1. Reduce illegal immigration. Who'd want to come 1000 miles to struggle when they can do it at home.
2. Reduce the level of decadence. Who'll pay $40,000 for box seats at hockey games, who'll pay $200 a month for phone sex, who'll buy designer jeans for $300, who'll be able to afford a BMW for their high school kid?
3. Reduce the terrorist threat. When the evil empire becomes the feeble empire, it takes the fun out of the rhetoric. Also see decadence.
4. Reduce our dependence on foreign oil. We will actually have to change our consumption patterns. Besides, we won't be going anywhere far from home.
5. Reduce the risk of war over far away places and over false causes. It is hard to send an army into battle When there is no money to buy bullets.
6. Shrink government at all levels. When there is no tax to be collected, they'll have to do what they now do not want to do.
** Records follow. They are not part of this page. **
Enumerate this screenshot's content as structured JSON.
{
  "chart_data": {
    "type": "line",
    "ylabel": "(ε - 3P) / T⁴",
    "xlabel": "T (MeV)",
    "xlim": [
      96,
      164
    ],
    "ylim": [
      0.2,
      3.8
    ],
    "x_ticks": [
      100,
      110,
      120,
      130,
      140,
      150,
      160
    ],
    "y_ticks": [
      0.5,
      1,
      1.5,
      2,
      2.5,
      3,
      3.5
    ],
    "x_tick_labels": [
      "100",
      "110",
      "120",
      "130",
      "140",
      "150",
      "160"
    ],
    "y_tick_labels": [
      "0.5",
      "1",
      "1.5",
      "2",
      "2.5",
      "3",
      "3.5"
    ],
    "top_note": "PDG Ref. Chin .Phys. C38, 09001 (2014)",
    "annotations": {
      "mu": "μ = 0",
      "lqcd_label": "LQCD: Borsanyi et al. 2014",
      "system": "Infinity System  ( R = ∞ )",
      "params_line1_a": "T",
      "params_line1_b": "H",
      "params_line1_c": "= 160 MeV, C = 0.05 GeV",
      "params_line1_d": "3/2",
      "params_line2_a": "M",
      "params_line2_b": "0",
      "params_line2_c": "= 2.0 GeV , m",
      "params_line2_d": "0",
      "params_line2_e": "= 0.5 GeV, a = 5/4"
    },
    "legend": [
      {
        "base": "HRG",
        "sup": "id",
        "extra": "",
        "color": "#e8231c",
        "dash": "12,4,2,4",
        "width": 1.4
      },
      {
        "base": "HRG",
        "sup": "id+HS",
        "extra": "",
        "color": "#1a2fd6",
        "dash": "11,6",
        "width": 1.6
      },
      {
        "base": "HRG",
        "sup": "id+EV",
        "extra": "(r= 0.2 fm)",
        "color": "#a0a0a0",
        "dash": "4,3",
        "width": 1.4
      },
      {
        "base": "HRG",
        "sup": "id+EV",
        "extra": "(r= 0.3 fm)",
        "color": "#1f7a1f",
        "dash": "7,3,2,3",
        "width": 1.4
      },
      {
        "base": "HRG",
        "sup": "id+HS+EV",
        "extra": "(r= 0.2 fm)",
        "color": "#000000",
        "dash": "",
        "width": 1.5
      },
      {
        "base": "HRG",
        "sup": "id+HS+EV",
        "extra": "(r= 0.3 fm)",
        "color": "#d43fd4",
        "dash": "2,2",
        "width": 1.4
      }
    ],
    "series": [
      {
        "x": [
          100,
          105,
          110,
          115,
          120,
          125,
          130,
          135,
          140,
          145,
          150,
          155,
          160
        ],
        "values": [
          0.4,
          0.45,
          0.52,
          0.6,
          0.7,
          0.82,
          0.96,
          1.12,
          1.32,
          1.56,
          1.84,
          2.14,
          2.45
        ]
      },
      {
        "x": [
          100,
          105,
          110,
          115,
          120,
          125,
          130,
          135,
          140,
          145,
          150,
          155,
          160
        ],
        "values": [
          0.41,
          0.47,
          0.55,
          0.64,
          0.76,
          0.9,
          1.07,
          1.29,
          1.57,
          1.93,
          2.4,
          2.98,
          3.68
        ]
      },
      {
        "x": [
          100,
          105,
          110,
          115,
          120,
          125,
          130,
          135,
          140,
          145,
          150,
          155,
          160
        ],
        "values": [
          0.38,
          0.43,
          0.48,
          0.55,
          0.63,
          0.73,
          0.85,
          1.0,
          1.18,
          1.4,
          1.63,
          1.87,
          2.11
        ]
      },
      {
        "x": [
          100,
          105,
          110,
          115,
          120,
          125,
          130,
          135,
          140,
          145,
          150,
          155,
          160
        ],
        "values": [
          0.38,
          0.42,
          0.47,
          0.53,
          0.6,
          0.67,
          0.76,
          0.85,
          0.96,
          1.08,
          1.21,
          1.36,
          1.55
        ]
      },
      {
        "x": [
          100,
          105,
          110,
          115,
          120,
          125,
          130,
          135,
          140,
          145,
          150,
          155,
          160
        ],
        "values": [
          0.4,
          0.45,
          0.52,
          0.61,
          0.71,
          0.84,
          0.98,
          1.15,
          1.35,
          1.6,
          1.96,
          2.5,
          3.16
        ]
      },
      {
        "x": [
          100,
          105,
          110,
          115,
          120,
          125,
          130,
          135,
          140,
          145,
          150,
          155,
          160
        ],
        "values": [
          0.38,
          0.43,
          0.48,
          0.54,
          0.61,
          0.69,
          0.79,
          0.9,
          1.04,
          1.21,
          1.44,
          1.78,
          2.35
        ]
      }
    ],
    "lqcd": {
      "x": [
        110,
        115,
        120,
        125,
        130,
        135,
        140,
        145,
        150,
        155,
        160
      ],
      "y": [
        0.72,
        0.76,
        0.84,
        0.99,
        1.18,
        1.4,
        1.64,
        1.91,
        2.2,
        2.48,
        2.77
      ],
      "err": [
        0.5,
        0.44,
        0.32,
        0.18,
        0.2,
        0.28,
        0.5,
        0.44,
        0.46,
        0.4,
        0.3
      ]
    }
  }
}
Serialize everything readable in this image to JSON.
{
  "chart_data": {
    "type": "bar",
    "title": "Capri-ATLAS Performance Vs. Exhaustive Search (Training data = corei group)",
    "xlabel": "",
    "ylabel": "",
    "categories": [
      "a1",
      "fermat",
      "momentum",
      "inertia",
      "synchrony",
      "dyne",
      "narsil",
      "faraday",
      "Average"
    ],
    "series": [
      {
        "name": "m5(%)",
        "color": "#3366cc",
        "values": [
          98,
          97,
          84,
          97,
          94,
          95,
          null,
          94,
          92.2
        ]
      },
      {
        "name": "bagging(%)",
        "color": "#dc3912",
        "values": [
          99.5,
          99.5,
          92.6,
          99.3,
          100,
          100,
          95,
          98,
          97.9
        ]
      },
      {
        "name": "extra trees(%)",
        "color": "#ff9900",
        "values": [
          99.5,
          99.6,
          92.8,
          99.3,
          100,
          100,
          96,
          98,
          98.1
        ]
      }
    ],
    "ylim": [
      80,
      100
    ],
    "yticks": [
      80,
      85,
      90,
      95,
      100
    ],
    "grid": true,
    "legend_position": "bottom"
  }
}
7. Strengthen labor unions and re-create the neccessary tension between labor and management
8. Resurrect political parties with clear, opposing philosophies to replace the two parties which are complicitly seeking the same re-election contributions
9. Prove capitalism to be as false a god as communism. Time we recognize that balance and moderation is good for personal and national health.
10. Create another generation of Americans who are self sufficient, value hard work and save(like the Depression kids)
I would like to hear your opinion on SEC's proposed right to be able to "suspend mark-to-market accounting for financial institutions when it thinks doing so is in the public interest."
I find it to be extremely troubling. The whole point of the bailout is to pay more than market until there is a functioning market that results in better price discovery (presumably at a valuation above current prices but less than mark to maturity). Suspending market pricing would defeat this goal.
Without mark-to-market, will we be seeing Japan all over again where banks live in denial for years about how deep in losses they are in?